A Heartfelt Take on a Modern Classic: “The Light in the Piazza”

The cast of The Light in the Piazza; directed by Loretta Greco; photo by Julieta Cervantes.

Presented by The Huntington
Book by Craig Lucas
Music and lyrics by Adam Guettel
Based on the novel by Elizabeth Spencer
Directed by Loretta Greco
Music direction by Andrea Grody
Scenic design by Andrew Boyce
Lighting design by Christopher Akerlind
Costume design by Alex Jaeger
Featuring Emily Skinner, Sarah-Anne Martinez, Joshua Grosso, William Michals,
Rebecca Pitcher, Alexander Ross, Rebekah Rae Robles

May 9 – June 15, 2025
The Huntington Theatre
264 Huntington Ave. Boston, MA 02115

Review by Maegan Bergeron-Clearwood

BOSTON – When The Light in the Piazza premiered on Broadway two decades ago, it was lauded as a quaint but refreshing return to style, and Adam Guettel’s delicate, almost operatic score became an instant classic. Compared to contemporary 2000s box-office smashes like Spamalot and Avenue Q, this intimate love story favors pathos over spectacle, sincerity over irony – on the surface, it’s as old school as a 21st Century musical can get.

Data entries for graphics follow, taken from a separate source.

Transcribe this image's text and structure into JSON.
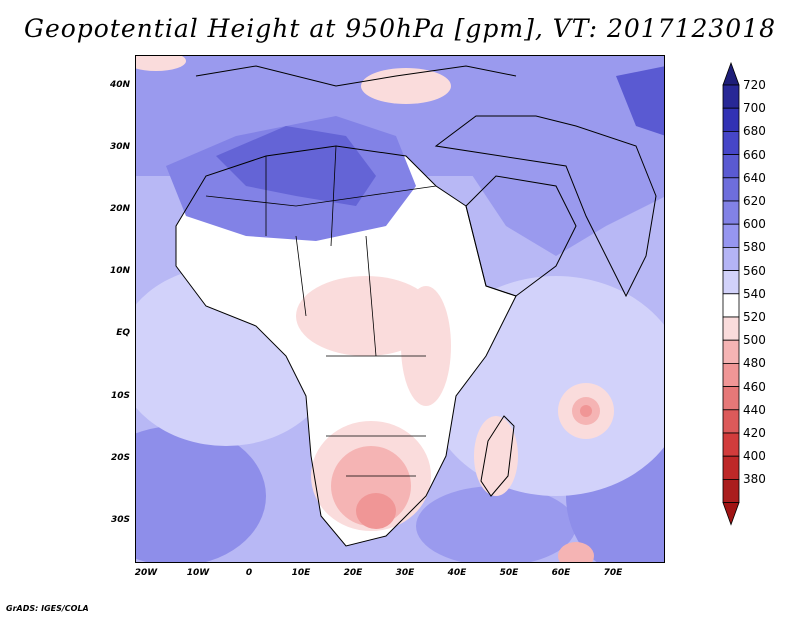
{
  "title": "Geopotential Height at 950hPa [gpm], VT: 2017123018",
  "footer": "GrADS: IGES/COLA",
  "lat_labels": [
    "40N",
    "30N",
    "20N",
    "10N",
    "EQ",
    "10S",
    "20S",
    "30S"
  ],
  "lon_labels": [
    "20W",
    "10W",
    "0",
    "10E",
    "20E",
    "30E",
    "40E",
    "50E",
    "60E",
    "70E"
  ],
  "colorbar": {
    "labels": [
      "720",
      "700",
      "680",
      "660",
      "640",
      "620",
      "600",
      "580",
      "560",
      "540",
      "520",
      "500",
      "480",
      "460",
      "440",
      "420",
      "400",
      "380"
    ],
    "colors": [
      "#282896",
      "#3232b4",
      "#4646c8",
      "#5a5ad2",
      "#6e6edc",
      "#8282e6",
      "#9696f0",
      "#b4b4f5",
      "#d2d2fa",
      "#ffffff",
      "#fadcdc",
      "#f5b4b4",
      "#f09696",
      "#e67878",
      "#dc5a5a",
      "#d23c3c",
      "#be2828",
      "#aa1e1e"
    ],
    "top_color": "#1e1e78",
    "bottom_color": "#a01414"
  },
  "map_colors": {
    "ocean_background": "#b8b8f5",
    "land_low": "#d2d2fa",
    "land_mid": "#ffffff",
    "land_warm": "#fadcdc",
    "land_hot": "#f5b4b4",
    "sahara": "#7070dc",
    "sahara_core": "#5a5ad2",
    "asia": "#8c8ce8"
  }
}
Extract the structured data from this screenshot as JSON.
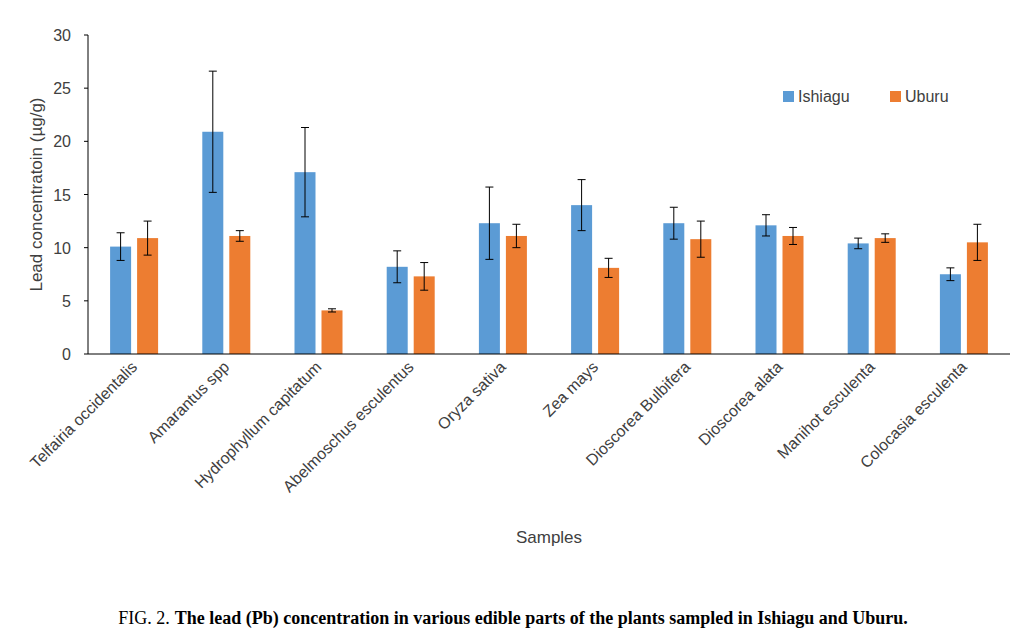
{
  "chart_data": {
    "type": "bar",
    "figure_label": "FIG. 2.",
    "title": "The lead (Pb) concentration in various edible parts of the plants sampled in Ishiagu and Uburu.",
    "x_label": "Samples",
    "y_label": "Lead concentratoin (µg/g)",
    "categories": [
      "Telfairia occidentalis",
      "Amarantus spp",
      "Hydrophyllum capitatum",
      "Abelmoschus esculentus",
      "Oryza sativa",
      "Zea mays",
      "Dioscorea Bulbifera",
      "Dioscorea alata",
      "Manihot esculenta",
      "Colocasia esculenta"
    ],
    "series": [
      {
        "name": "Ishiagu",
        "color": "#5b9bd5",
        "values": [
          10.1,
          20.9,
          17.1,
          8.2,
          12.3,
          14.0,
          12.3,
          12.1,
          10.4,
          7.5
        ],
        "errors": [
          1.3,
          5.7,
          4.2,
          1.5,
          3.4,
          2.4,
          1.5,
          1.0,
          0.5,
          0.6
        ]
      },
      {
        "name": "Uburu",
        "color": "#ed7d31",
        "values": [
          10.9,
          11.1,
          4.1,
          7.3,
          11.1,
          8.1,
          10.8,
          11.1,
          10.9,
          10.5
        ],
        "errors": [
          1.6,
          0.5,
          0.15,
          1.3,
          1.1,
          0.9,
          1.7,
          0.8,
          0.4,
          1.7
        ]
      }
    ],
    "ylim": [
      0,
      30
    ],
    "yticks": [
      0,
      5,
      10,
      15,
      20,
      25,
      30
    ],
    "grid": false,
    "legend": "top-right"
  }
}
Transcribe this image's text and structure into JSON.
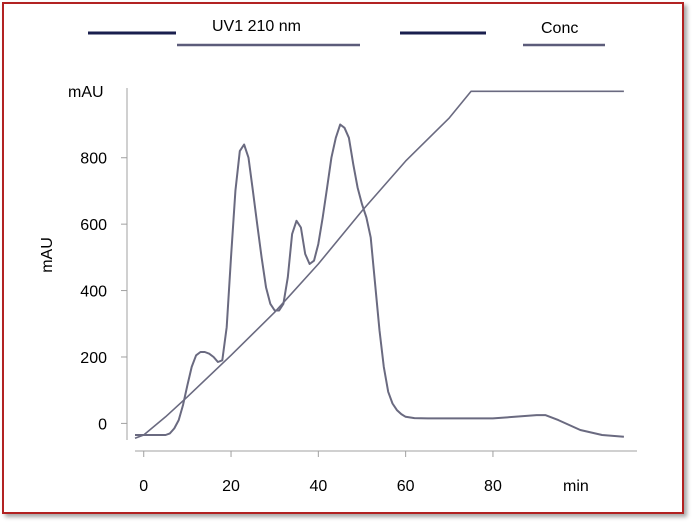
{
  "chart_data": {
    "type": "line",
    "title": "",
    "xlabel": "",
    "ylabel": "mAU",
    "y_unit_label": "mAU",
    "x_unit_label": "min",
    "xlim": [
      -2,
      113
    ],
    "ylim": [
      -50,
      1010
    ],
    "x_ticks": [
      0,
      20,
      40,
      60,
      80
    ],
    "y_ticks": [
      0,
      200,
      400,
      600,
      800
    ],
    "grid": false,
    "legend": {
      "position": "top",
      "entries": [
        {
          "label": "",
          "color": "#1a1f4e",
          "style": "thick"
        },
        {
          "label": "UV1  210 nm",
          "color": "#5c5c7a",
          "style": "thin"
        },
        {
          "label": "",
          "color": "#1a1f4e",
          "style": "thick"
        },
        {
          "label": "Conc",
          "color": "#5c5c7a",
          "style": "thin"
        }
      ]
    },
    "series": [
      {
        "name": "UV1  210 nm",
        "color": "#6a6a80",
        "x": [
          -2,
          5,
          6,
          7,
          8,
          9,
          10,
          11,
          12,
          13,
          14,
          15,
          16,
          17,
          18,
          19,
          20,
          21,
          22,
          23,
          24,
          25,
          26,
          27,
          28,
          29,
          30,
          31,
          32,
          33,
          34,
          35,
          36,
          37,
          38,
          39,
          40,
          41,
          42,
          43,
          44,
          45,
          46,
          47,
          48,
          49,
          50,
          51,
          52,
          53,
          54,
          55,
          56,
          57,
          58,
          59,
          60,
          62,
          65,
          70,
          75,
          80,
          85,
          90,
          92,
          95,
          100,
          105,
          110
        ],
        "y": [
          -35,
          -35,
          -30,
          -15,
          10,
          55,
          115,
          170,
          205,
          215,
          215,
          210,
          200,
          185,
          190,
          290,
          500,
          700,
          820,
          840,
          800,
          700,
          600,
          500,
          410,
          360,
          340,
          340,
          360,
          440,
          570,
          610,
          590,
          510,
          480,
          490,
          540,
          620,
          710,
          800,
          860,
          900,
          890,
          860,
          780,
          710,
          660,
          620,
          560,
          420,
          280,
          170,
          95,
          60,
          40,
          28,
          20,
          16,
          15,
          15,
          15,
          15,
          20,
          25,
          25,
          10,
          -20,
          -35,
          -40
        ]
      },
      {
        "name": "Conc",
        "color": "#6a6a80",
        "x": [
          -2,
          0,
          5,
          10,
          20,
          30,
          40,
          50,
          60,
          70,
          75,
          80,
          90,
          100,
          110
        ],
        "y": [
          -45,
          -35,
          20,
          80,
          205,
          335,
          480,
          640,
          790,
          920,
          1000,
          1000,
          1000,
          1000,
          1000
        ]
      }
    ]
  }
}
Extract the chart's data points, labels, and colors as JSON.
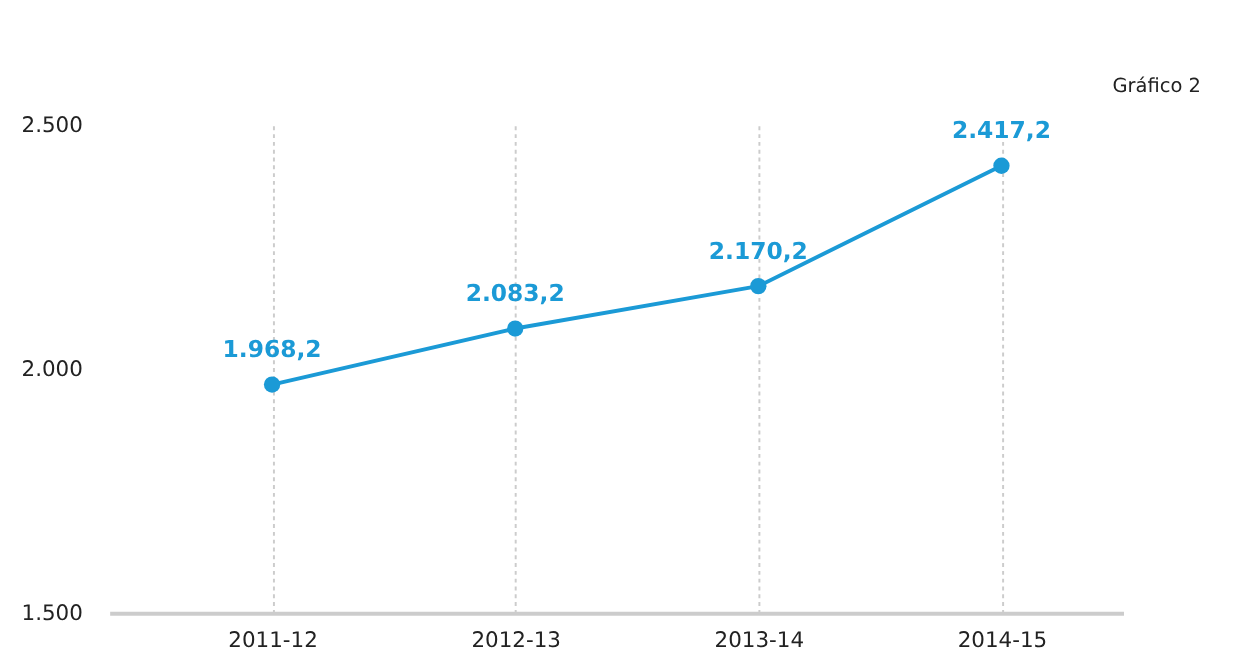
{
  "chart_data": {
    "type": "line",
    "categories": [
      "2011-12",
      "2012-13",
      "2013-14",
      "2014-15"
    ],
    "series": [
      {
        "color": "#1b9ad6",
        "values": [
          1968.2,
          2083.2,
          2170.2,
          2417.2
        ],
        "value_labels": [
          "1.968,2",
          "2.083,2",
          "2.170,2",
          "2.417,2"
        ]
      }
    ],
    "ylim": [
      1500,
      2500
    ],
    "yticks": [
      {
        "value": 1500,
        "label": "1.500"
      },
      {
        "value": 2000,
        "label": "2.000"
      },
      {
        "value": 2500,
        "label": "2.500"
      }
    ],
    "grid": "x",
    "marker": "circle",
    "line_style": "solid",
    "annotations": [
      "Gráfico 2"
    ]
  }
}
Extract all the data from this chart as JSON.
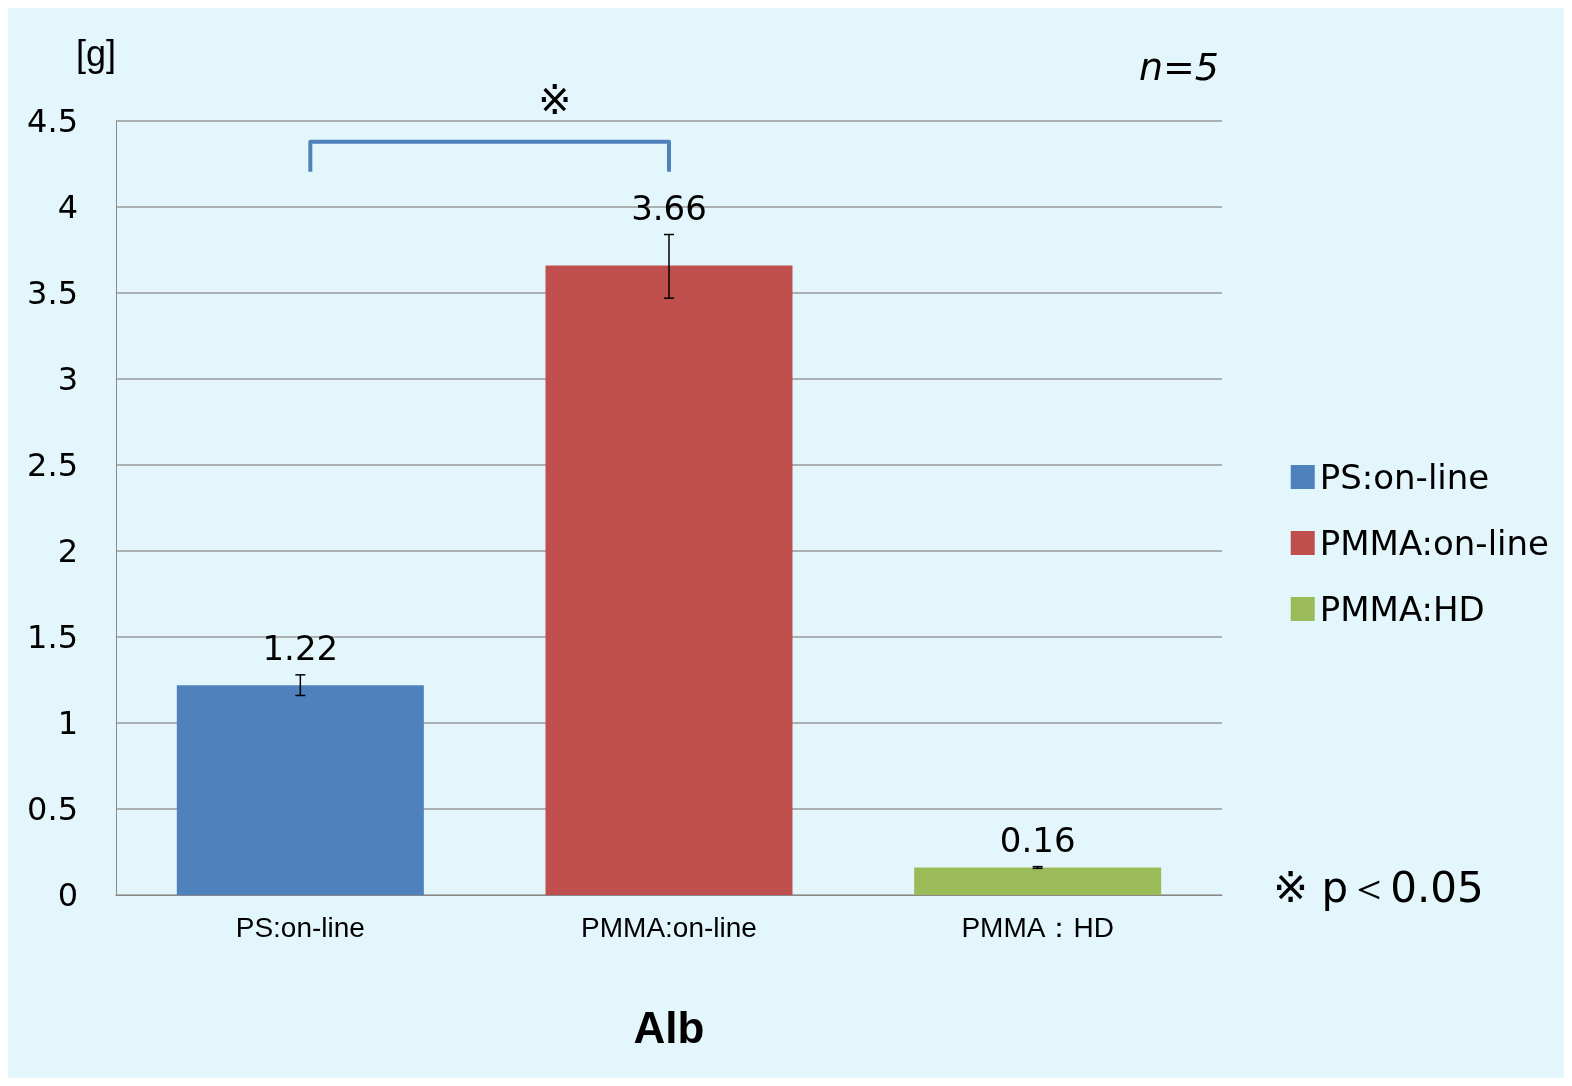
{
  "chart_data": {
    "type": "bar",
    "xlabel": "Alb",
    "ylabel": "[g]",
    "categories": [
      "PS:on-line",
      "PMMA:on-line",
      "PMMA：HD"
    ],
    "series": [
      {
        "name": "PS:on-line",
        "color": "#4f81bd",
        "values": [
          1.22,
          null,
          null
        ],
        "errors": [
          [
            1.16,
            1.28
          ],
          null,
          null
        ]
      },
      {
        "name": "PMMA:on-line",
        "color": "#c0504d",
        "values": [
          null,
          3.66,
          null
        ],
        "errors": [
          null,
          [
            3.47,
            3.84
          ],
          null
        ]
      },
      {
        "name": "PMMA:HD",
        "color": "#9bbb59",
        "values": [
          null,
          null,
          0.16
        ],
        "errors": [
          null,
          null,
          [
            0.155,
            0.165
          ]
        ]
      }
    ],
    "stacked": true,
    "data_labels": true,
    "ylim": [
      0,
      4.5
    ],
    "yticks": [
      0,
      0.5,
      1,
      1.5,
      2,
      2.5,
      3,
      3.5,
      4,
      4.5
    ],
    "grid": "y",
    "legend": "right",
    "annotations": [
      "n=5",
      "※",
      "※ p＜0.05"
    ]
  }
}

Classic as it may look and sound, however, The Light in the Piazza is a weird little musical. It examines the idea of love through a myriad of refractions: passion, to be sure, but also power, possessiveness, and loss. It frequently shatters the fourth wall and its own idyllic veneer. At times, it is disarmingly funny; at others, profoundly sad.

These oddities are highlighted in The Huntington Theatre’s fresh interpretation, directed by Loretta Greco. The production is utterly sincere, soaring with the story’s emotional heights and relishing in all the sensory bounties that the 1950s Florentine setting has to offer. Less successfully, but still to its credit, the production isn’t afraid to sink into the musical’s more nuanced, unsettling moments, resulting in an experience that feels grounded, even in its flights of fancy.

The titular light of the story comes from the star-crossed young lovers: Fabrizio, a Florence native, brand new to love (Joshua Grosso); and Clara, a bright young woman from the American south (Sarah-Anne Martinez), whose naivety is later revealed to be the result of either a developmental disability or her mother’s overprotectiveness (most likely a combination of both). Martinez and Grosso’s performances are uncomplicated but viscerally earnest, making their characters’ emotional compatibility clear from the start. Grosso delivers a particularly arresting number entirely in Italian, so expressive with his intonations and physicality that translation would be redundant.

Greco is tuned in to the lighthearted side of Craig Lucas’ book, sprinkling a generous number of gags and winks to the audience throughout. At best, this humor illuminates the absurdity of arbitrary social norms; at worst, it leans on gender and cultural stereotypes, most frequently with Fabrizio’s brother and sister-in-law (Alexander Ross and Rebekah Rae Robles), and sometimes stops a scene’s dramatic energy in its tracks.

Luckily, these dramatic moments are helmed by Emily Skinner as Clara’s mother, Margaret, whose fears and romantic disillusionments comprise the play’s central tension. Her excavation of Margaret’s psychological journey brings much-needed restraint to the production’s emotional landscape, which otherwise shines brightest during characters’ external-facing outbursts of desire or despair.

The musical’s portrayal of disability teeters on stereotype: Clara’s childlike positivity is explained by her developmental disability, but it’s also a tired trope, and her journey is ultimately more of a catalyst for her mother’s growth than her own. This is more a problem with the text than anything, but I wonder if these themes would feel weightier if the production were more tonally balanced.

Another star of this production, fittingly, is Christopher Akerlind’s lighting, complemented by Andrew Boyce’s scenic design. The visual design strips Florence’s shops, museums, and landscapes down to their foundational shapes and lines, using splashes of color, light, and movement to gesture toward shifts in tone and atmosphere. Much of the visual appeal comes from what isn’t seen: a shaft of golden light beckons from just offstage, or someone motions to an architectural relic just out of reach.

Altogether, this production is not unlike the paintings that Margaret admires so deeply – a feat of beauty captured inside a proscenium arch rather than a picture frame. The Light in the Piazza is a little strange, and The Huntington’s production a tad uneven, but all-in-all, it’s as moving as the city that inspired it.